Kulinarik a la Amèrica del Sur

Reist man mit dem Rucksack durch die Gegend, hat man nicht jeden Tag die Gelegenheit für ein Festessen – und das ist auch gut so…

Umso schöner ist es dann, wenn man von Zeit zu Zeit wirklich tolle Restaurants entdeckt und sich nach vielen Strapazen selbst etwas gönnt. Die Freude darüber war bei mir jedesmal enorm. Ich gestehe, das obligatorische Meerschweinchen stand nie auf meinem Speiseplan, Alpakafleisch hingegen wollte ich unbedingt probieren – obwohl mir Einheimische versichert haben, dass Alpakafleisch hauptsächlich Touristen angeboten wird, Alpakas werden wegen der Wolle gezüchtet und nicht wegen dem Fleisch. Ich mag keine Avocados, aber Guacamole (=cremiger gewürzter Dip aus Avocados) ist ein Hit und wird zu sämtlichen Speisen gereicht, generell gerne zu Nachos und ähnlichem.
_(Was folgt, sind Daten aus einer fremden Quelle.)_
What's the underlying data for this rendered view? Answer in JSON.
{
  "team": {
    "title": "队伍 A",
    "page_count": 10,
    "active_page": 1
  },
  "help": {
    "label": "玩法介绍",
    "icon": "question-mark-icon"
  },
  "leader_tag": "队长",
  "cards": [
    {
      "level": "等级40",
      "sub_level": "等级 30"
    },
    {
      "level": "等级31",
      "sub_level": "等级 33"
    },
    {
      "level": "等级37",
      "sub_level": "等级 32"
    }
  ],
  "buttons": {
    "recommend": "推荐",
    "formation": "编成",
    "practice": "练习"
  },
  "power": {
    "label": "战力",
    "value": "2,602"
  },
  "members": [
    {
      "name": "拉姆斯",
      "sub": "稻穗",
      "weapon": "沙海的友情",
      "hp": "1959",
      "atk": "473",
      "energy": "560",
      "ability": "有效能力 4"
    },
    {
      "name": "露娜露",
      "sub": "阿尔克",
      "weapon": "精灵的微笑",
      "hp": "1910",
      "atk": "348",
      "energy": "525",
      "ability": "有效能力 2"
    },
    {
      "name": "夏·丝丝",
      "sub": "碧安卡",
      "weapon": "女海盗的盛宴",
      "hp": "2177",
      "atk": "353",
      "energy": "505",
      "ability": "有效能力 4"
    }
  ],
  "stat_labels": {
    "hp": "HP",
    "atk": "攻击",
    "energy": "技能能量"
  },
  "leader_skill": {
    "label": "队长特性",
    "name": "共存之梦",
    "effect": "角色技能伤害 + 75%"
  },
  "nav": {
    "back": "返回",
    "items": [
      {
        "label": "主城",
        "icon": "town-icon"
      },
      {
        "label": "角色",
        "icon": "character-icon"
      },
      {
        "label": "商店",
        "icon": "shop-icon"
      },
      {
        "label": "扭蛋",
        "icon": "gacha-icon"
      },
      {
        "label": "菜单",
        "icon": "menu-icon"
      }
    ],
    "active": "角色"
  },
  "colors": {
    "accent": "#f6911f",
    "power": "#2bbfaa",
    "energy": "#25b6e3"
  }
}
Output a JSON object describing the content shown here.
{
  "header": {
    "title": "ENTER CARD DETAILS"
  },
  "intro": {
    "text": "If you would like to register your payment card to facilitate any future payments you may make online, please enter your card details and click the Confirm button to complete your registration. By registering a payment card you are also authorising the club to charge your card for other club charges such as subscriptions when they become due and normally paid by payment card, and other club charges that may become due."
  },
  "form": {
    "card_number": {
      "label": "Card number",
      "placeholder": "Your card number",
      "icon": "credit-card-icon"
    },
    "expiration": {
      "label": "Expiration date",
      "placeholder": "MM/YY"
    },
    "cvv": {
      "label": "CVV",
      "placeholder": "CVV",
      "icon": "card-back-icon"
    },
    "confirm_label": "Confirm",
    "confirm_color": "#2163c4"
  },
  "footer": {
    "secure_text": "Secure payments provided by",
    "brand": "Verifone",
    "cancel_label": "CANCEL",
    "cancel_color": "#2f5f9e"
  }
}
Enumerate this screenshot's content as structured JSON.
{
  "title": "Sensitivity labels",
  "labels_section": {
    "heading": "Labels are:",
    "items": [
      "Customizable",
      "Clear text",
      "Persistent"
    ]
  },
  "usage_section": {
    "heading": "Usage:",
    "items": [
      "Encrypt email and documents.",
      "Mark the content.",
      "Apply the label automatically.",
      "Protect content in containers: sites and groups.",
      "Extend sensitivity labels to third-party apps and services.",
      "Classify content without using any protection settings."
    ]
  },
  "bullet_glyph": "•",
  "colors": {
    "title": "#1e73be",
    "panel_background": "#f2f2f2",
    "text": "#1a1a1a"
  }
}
Die Südamerikanische Küche ist so bunt wie der Kontinent, in ländlichen Regionen gibt es allerdings hauptsächlich Kartoffeln in sämtlichen Variationen, Reis, Mais, Bohnen und Pollio (Geflügel). Ich habe einmal frühmorgens bei einer Andenüberfahrt violette heisse Kartoffeln mit selbstgemachten Käse angeboten bekommen, es war so schlicht und doch so köstlich…es ist nicht so chic wie auf den gezeigten Bildern, aber immer essbar und es wird einem von Herzen gereicht.